Asymptotic behavior of a solution to the quadratic equation

Question

I have a quadratic equation of real $x$,

$$ x^2 - 4(1+2y)x + 8(y+1) = 0 $$

for $ x>0, y>0$ and the solution is

$$ x(y) = 4y + 2 - \sqrt{4(1+2y)^2 - 8(y+1)} $$ $$ = 4y + 2 - 2\sqrt{4y^2 + 2y -1} $$

I found the solution approaches to 1 for large $y$, if I plot $x$ vs $y$.

How can I show the solution is going to 1, for large $y$?

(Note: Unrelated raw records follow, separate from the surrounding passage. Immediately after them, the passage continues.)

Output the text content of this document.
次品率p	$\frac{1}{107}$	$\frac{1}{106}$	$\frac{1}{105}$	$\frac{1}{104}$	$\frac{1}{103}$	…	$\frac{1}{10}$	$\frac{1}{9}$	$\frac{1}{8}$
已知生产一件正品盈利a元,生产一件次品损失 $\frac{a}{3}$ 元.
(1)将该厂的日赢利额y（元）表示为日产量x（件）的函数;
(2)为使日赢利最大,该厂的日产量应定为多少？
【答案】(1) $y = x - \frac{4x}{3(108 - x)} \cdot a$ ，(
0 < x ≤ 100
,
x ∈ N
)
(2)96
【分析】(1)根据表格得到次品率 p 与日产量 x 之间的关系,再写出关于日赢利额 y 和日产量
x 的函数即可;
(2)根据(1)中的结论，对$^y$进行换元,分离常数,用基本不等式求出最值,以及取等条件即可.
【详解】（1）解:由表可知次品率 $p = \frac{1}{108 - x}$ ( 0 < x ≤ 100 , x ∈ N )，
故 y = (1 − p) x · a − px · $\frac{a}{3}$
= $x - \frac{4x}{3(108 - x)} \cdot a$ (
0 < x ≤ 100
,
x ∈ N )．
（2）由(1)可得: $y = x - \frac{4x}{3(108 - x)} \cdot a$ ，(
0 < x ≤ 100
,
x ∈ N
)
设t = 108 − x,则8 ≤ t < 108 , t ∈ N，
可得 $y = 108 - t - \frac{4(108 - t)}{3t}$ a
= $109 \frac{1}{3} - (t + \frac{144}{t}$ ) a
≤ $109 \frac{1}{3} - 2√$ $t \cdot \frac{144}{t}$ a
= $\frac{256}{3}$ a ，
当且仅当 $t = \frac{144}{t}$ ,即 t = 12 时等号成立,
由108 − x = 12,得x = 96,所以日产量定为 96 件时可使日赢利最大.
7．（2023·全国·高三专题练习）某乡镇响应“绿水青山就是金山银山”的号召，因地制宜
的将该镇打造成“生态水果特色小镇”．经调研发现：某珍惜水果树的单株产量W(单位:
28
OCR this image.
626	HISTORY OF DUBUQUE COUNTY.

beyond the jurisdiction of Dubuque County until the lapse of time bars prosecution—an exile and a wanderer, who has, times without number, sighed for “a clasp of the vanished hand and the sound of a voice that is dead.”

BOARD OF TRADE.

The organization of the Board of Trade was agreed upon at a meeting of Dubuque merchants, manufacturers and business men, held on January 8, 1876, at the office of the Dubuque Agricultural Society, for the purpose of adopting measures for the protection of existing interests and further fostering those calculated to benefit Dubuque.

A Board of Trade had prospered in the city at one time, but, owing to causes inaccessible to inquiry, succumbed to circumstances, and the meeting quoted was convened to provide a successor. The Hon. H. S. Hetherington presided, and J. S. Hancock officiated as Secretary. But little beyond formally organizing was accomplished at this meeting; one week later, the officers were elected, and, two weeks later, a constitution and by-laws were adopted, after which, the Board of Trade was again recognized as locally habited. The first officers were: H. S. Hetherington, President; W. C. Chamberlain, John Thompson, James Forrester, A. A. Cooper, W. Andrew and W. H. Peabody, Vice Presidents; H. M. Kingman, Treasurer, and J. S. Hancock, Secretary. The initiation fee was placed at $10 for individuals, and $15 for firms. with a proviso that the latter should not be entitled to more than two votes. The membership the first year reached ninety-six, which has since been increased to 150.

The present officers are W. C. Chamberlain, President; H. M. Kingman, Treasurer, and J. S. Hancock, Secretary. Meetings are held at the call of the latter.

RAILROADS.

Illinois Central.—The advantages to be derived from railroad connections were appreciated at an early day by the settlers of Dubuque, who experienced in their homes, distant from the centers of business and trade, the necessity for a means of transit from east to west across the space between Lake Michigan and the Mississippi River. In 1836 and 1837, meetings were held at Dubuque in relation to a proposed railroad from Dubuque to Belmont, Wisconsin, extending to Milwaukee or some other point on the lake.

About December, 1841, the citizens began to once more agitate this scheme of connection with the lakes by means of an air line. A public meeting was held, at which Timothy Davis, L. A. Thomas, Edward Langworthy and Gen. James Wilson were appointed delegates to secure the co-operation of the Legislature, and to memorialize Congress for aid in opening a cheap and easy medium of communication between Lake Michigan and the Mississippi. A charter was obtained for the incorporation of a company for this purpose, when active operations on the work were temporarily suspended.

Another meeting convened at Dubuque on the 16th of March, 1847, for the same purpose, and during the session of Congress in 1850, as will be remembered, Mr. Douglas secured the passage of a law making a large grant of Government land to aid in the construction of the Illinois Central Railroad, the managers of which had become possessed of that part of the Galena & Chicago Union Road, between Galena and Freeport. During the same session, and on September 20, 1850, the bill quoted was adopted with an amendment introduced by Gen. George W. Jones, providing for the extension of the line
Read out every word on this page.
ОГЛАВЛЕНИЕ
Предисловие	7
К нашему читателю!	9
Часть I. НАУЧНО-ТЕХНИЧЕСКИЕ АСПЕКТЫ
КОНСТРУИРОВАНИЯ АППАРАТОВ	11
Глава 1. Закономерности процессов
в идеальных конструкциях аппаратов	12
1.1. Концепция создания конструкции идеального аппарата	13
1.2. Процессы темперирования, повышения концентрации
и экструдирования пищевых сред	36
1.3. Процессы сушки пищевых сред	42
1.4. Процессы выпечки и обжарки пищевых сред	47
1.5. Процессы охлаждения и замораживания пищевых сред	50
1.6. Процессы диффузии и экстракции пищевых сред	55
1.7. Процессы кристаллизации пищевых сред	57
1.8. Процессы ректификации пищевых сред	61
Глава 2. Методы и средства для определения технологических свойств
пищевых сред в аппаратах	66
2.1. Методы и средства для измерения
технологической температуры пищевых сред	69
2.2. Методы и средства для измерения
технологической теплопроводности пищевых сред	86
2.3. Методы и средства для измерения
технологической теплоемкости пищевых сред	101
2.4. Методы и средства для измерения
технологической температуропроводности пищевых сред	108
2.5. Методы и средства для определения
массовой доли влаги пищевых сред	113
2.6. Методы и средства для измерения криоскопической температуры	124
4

Want to show $$ \lim_{y \rightarrow \infty} x(y) = 1 $$

    Matlab script :
    y = linspace(0.00001, 500, 1000);
    xy = 4*y +2 - 2*(4*y.^2 + 2*y - 1).^(1/2);
    plot(y, xy)

Answer 1

HINT:Write $$4y+2-2\sqrt{4y^2+2y-1}=2(2y+1-\sqrt{4y^2+2y-1})\frac{2y+1+\sqrt{4y^2+2y-1}}{2y+1+ \sqrt{4y^2+2y-1}}=$$ $$=2\frac{4y^2+4y+1-(4y^2+2y+1)}{2y+1+\sqrt{4y^2+2y-1}}=\frac{4y}{2y+1+\sqrt{4y^2+2y-1}}=\frac{4}{2+\frac{1}{y}+\sqrt{4+2\frac{1}{y}+\frac{1}{y^2}}}$$

Answer 2

When y goes to infinity: $\sqrt{4y^2+2y+1}\approx \sqrt{4y^2+2y+1/4}$ so

$$4y+2-2\sqrt{4y^2+2y+1}\approx 4y+2-2\sqrt{4y^2+2y+1/4}=4y+2-2(2y+1/2)=1$$

Answer 3

$$\begin{align*} 4y+2-2\sqrt{4y^2+2y-1}&=y\left(4+\frac2y-2\sqrt{4+\frac2y-\frac1{y^2}}\right)\\\\ &=y\left(4+\frac2y-2\sqrt{4+\frac2y-\frac1{y^2}}\right)\cdot\frac{4+\frac2y+2\sqrt{4+\frac2y-\frac1{y^2}}}{4+\frac2y+2\sqrt{4+\frac2y-\frac1{y^2}}}\\\\ &=\frac{y\left(\left(4+\frac2y\right)^2-4\left(4+\frac2y-\frac1{y^2}\right)\right)}{4+\frac2y+2\sqrt{4+\frac2y-\frac1{y^2}}}\\\\ &=\frac{8+\frac4y}{4+\frac2y+2\sqrt{4+\frac2y-\frac1{y^2}}}\;; \end{align*}$$

now just take the limit as $y\to\infty$.

Answer 4

$\begin{align} \sqrt{4y^2 + 2y -1} &=\sqrt{4y^2 + 4y+1-2y -2}\\ &=\sqrt{(2y+1)^2-2y -2}\\ &=\sqrt{(2y+1)^2-(2y+1) -1}\\ &=(2y+1)\sqrt{1-\frac1{2y+1} -\frac{1}{(2y+1)^2}}\\ \end{align} $

Let $z = 2y+1$. Then since $\sqrt{1+w} =1+\frac{w}{2}+O(w^2) $ as $w \to 0$,

$\begin{align} 4y + 2 - 2\sqrt{4y^2 + 2y -1} &= 2z-2z\sqrt{1-\frac1{z} -\frac{1}{z^2}}\\ &= 2z-2z(1-\frac12(\frac1{z} -\frac{1}{z^2})+O(\frac1{z^2})\\ &=2z-(2z-1+O(\frac1{z})\\ &=1+O(\frac1{z})\\ \end{align} $

Therefore $\lim_{y \to \infty} 4y + 2 - 2\sqrt{4y^2 + 2y -1} = 1 $.